Голова колонны вышла к деревенской дороге, на ней еще не остыли следы гусениц. Ни одной живой души. Горящая полуторка. И две пароконные телеги вместе с ездовыми и лошадьми, навеки завершившими здесь в кустах свою поездку. Из-разбитых повозок просыпались в дорожную пыль пшено и лапша, у одного повозочного чудовищно разнесло полголовы и изуродовало всю верхнюю часть тела.

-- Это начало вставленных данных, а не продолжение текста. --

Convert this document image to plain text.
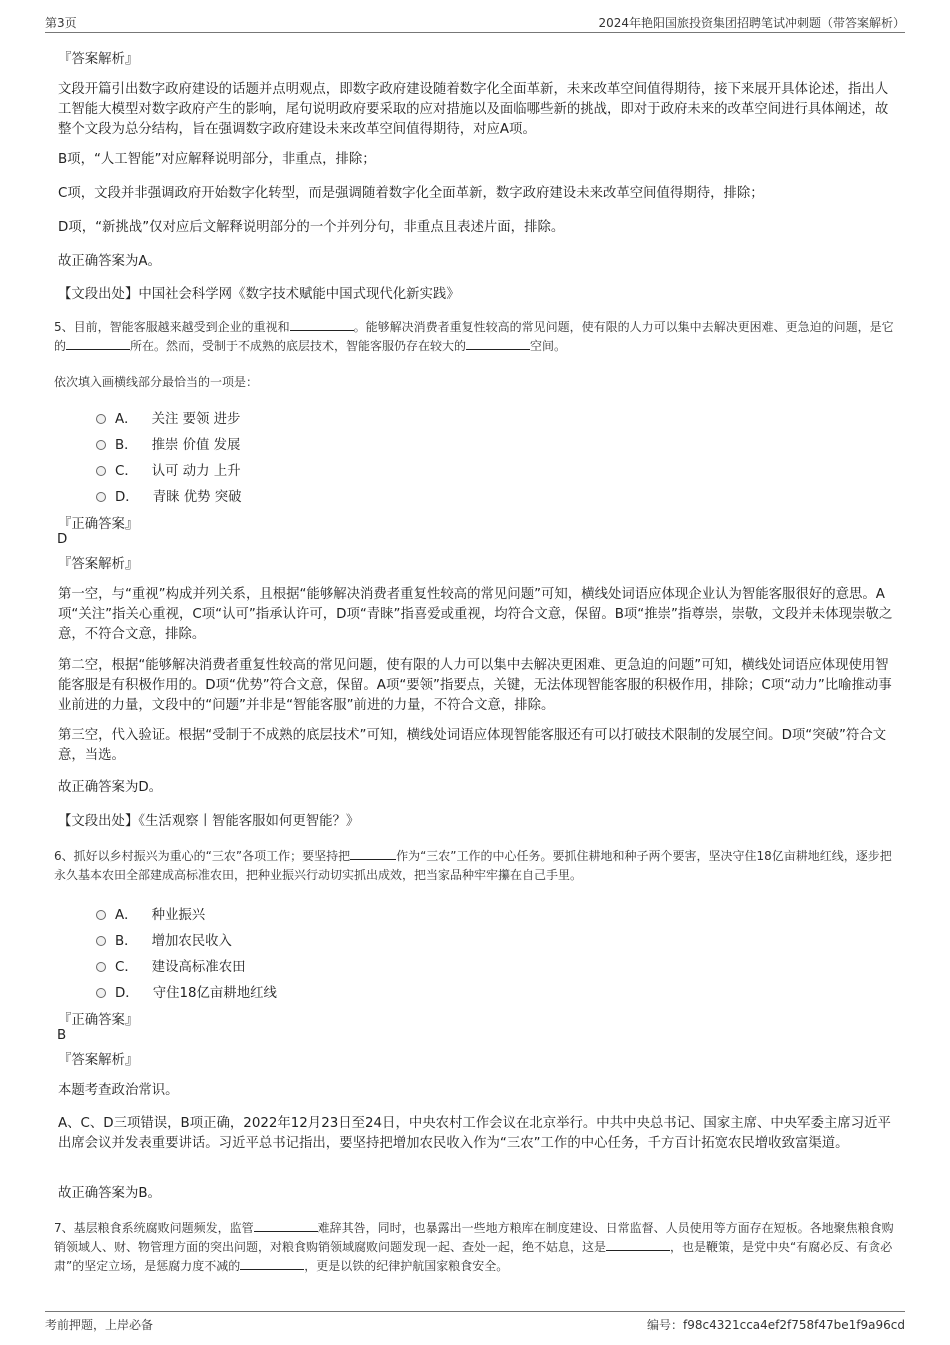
第3页	2024年艳阳国旅投资集团招聘笔试冲刺题（带答案解析）
『答案解析』
文段开篇引出数字政府建设的话题并点明观点，即数字政府建设随着数字化全面革新，未来改革空间值得期待，接下来展开具体论述，指出人工智能大模型对数字政府产生的影响，尾句说明政府要采取的应对措施以及面临哪些新的挑战，即对于政府未来的改革空间进行具体阐述，故整个文段为总分结构，旨在强调数字政府建设未来改革空间值得期待，对应A项。
B项，“人工智能”对应解释说明部分，非重点，排除；
C项，文段并非强调政府开始数字化转型，而是强调随着数字化全面革新，数字政府建设未来改革空间值得期待，排除；
D项，“新挑战”仅对应后文解释说明部分的一个并列分句，非重点且表述片面，排除。
故正确答案为A。
【文段出处】中国社会科学网《数字技术赋能中国式现代化新实践》
5、目前，智能客服越来越受到企业的重视和	。能够解决消费者重复性较高的常见问题，使有限的人力可以集中去解决更困难、更急迫的问题，是它的	所在。然而，受制于不成熟的底层技术，智能客服仍存在较大的	空间。
依次填入画横线部分最恰当的一项是：
A． 关注 要领 进步
B． 推崇 价值 发展
C． 认可 动力 上升
D． 青睐 优势 突破
『正确答案』
D
『答案解析』
第一空，与“重视”构成并列关系，且根据“能够解决消费者重复性较高的常见问题”可知，横线处词语应体现企业认为智能客服很好的意思。A项“关注”指关心重视，C项“认可”指承认许可，D项“青睐”指喜爱或重视，均符合文意，保留。B项“推崇”指尊崇，崇敬，文段并未体现崇敬之意，不符合文意，排除。
第二空，根据“能够解决消费者重复性较高的常见问题，使有限的人力可以集中去解决更困难、更急迫的问题”可知，横线处词语应体现使用智能客服是有积极作用的。D项“优势”符合文意，保留。A项“要领”指要点，关键，无法体现智能客服的积极作用，排除；C项“动力”比喻推动事业前进的力量，文段中的“问题”并非是“智能客服”前进的力量，不符合文意，排除。
第三空，代入验证。根据“受制于不成熟的底层技术”可知，横线处词语应体现智能客服还有可以打破技术限制的发展空间。D项“突破”符合文意，当选。
故正确答案为D。
【文段出处】《生活观察丨智能客服如何更智能？》
6、抓好以乡村振兴为重心的“三农”各项工作；要坚持把	作为“三农”工作的中心任务。要抓住耕地和种子两个要害，坚决守住18亿亩耕地红线，逐步把永久基本农田全部建成高标准农田，把种业振兴行动切实抓出成效，把当家品种牢牢攥在自己手里。
A． 种业振兴
B． 增加农民收入
C． 建设高标准农田
D． 守住18亿亩耕地红线
『正确答案』
B
『答案解析』
本题考查政治常识。
A、C、D三项错误，B项正确，2022年12月23日至24日，中央农村工作会议在北京举行。中共中央总书记、国家主席、中央军委主席习近平出席会议并发表重要讲话。习近平总书记指出，要坚持把增加农民收入作为“三农”工作的中心任务，千方百计拓宽农民增收致富渠道。
故正确答案为B。
7、基层粮食系统腐败问题频发，监管	难辞其咎，同时，也暴露出一些地方粮库在制度建设、日常监督、人员使用等方面存在短板。各地聚焦粮食购销领域人、财、物管理方面的突出问题，对粮食购销领域腐败问题发现一起、查处一起，绝不姑息，这是	，也是鞭策，是党中央“有腐必反、有贪必肃”的坚定立场，是惩腐力度不减的	，更是以铁的纪律护航国家粮食安全。
考前押题，上岸必备	编号：f98c4321cca4ef2f758f47be1f9a96cd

Связные торопливо роются в повозках, стаскивают ящики с жиром и консервами и мешок пшена.
— Куда вылезли! — кричит старший лейтенант. — Сейчас же обратно в кусты!
И вовремя, потому что с запада стало приближаться какое-то урчание. Это не танки. На дорогу выскакивают три мотоцикла с пулеметчиками в колясках. Иванов и Рябцов вопросительно смотрят на Рандалу, но тот показывает рукой: ложись, ложись, укройся!
Почти весь оставшийся личный состав успевает спрятаться в придорожном кустарнике, только орудия и лошади немного отстали.
Мотоциклисты останавливаются метрах в пятидесяти от нас. Один из них выскакивает из коляски и пристально смотрит вперед. Местность отсюда далеко не просматривается, в полукилометре пустая дорога исчезает за поворотом. Немец идет к повозкам, шарит в поклаже, громко смеется и что-то говорит своим, те тоже смеются. Потом возвращается к мотоциклу. Тщательно прислушивается. Один из мотоциклистов берет бинокль и внимательно оглядывает кустарник по обе стороны дороги. Нас он не разглядел, потому что по-прежнему спокоен.
И тут происходит нечто совершенно неожиданное. Лошади одной из упряжек начинают вдруг визгливо ржать. Ну, ясно, упряжки ведь теперь сборные, лошади в паре незнакомые, непривычные, и нет ничего удивительного, что они норовят укусить одна другую и лягнуть. Правда, буянят они все же довольно далеко от дороги, а мотоциклисты на порядочном расстоянии от нашего укрытия, но все же что-то до них доносится. Они продолжают прислушиваться, а кони расходятся все больше, или — это только нам так кажется? Во всяком случае немец с биноклем довольно правильно указывает направление, где происходит возня.
Однако старший лейтенант Рандалу уже принял решение:
— Иванов, огонь! — кричит он в полный голос. — Ребята, стреляйте!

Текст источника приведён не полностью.